At 80, John was a man of great vitality. Every morning without fail he performed a daily exercise routine. I often glimpsed him lying on his back on the floor–“on the deck” as he called it—doing leg bicycles in the air. Wary of the diabetes that ran in his family, he monitored his diet carefully. He loved to travel, he was a hands-on gardener, and he played the ancient Scottish sport of curling, which involves sliding heavy stones across the ice and vigorously brushing the path ahead of his teammate’s stone.
If anything, John’s mental acuity in his 80’s was even more impressive than his physical prowess. His memory was phenomenal. In telling of events long past, he described them with such clarity and detail that you felt that you were present. He remembered who was there, where he was standing, and what was said. On occasion, he would startle by stating that such-and-such event that had taken place some 50 or 60 years before had occurred on—say–a Tuesday. Of course, I had no way of knowing whether he was correct at the time, but in editing I found that these sorts of statements were invariably accurate.

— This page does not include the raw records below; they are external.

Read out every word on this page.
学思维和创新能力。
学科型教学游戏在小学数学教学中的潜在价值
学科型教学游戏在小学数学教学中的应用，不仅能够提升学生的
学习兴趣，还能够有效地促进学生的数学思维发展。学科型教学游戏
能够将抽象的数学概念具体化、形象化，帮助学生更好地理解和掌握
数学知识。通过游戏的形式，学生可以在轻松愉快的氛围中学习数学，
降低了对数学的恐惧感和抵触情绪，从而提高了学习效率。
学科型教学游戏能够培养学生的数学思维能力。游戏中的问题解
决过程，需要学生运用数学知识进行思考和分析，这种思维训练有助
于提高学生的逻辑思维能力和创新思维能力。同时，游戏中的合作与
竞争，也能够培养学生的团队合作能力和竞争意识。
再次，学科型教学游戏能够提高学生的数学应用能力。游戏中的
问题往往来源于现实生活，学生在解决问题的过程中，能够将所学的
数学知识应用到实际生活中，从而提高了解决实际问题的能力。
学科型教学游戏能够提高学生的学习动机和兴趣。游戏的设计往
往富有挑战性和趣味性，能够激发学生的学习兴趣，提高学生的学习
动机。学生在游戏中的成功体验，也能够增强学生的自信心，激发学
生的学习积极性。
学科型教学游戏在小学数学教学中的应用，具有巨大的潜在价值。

In July 1969, when John was a mere 78, we watched Neil Armstrong walk on the moon on live TV. At the time, I recall thinking how much John had witnessed–the rise of telephones, the birth of the automobile, radio, airplanes, penicillin, radar, two world wars, and now space travel. He had personal stories about all and how they impacted his life. Likewise, he had vivid recollections of an astonishing number of public figures he had known or witnessed over the same period. These included William Jennings Bryan, Thomas Edison, FDR as Assistant Secretary of the Navy and as President, Justice Louis Brandeis, Winston Churchill, the terrifying Admiral Ernest J. King, and, a personal favorite, Wallis Simpson when she was married to her first husband (a naval officer) and to her third (the Duke of Windsor). The list went on and on. The more I knew of John’s stories, the more I came to think of on him as a sort of human reference work on the first half of the 20th Century.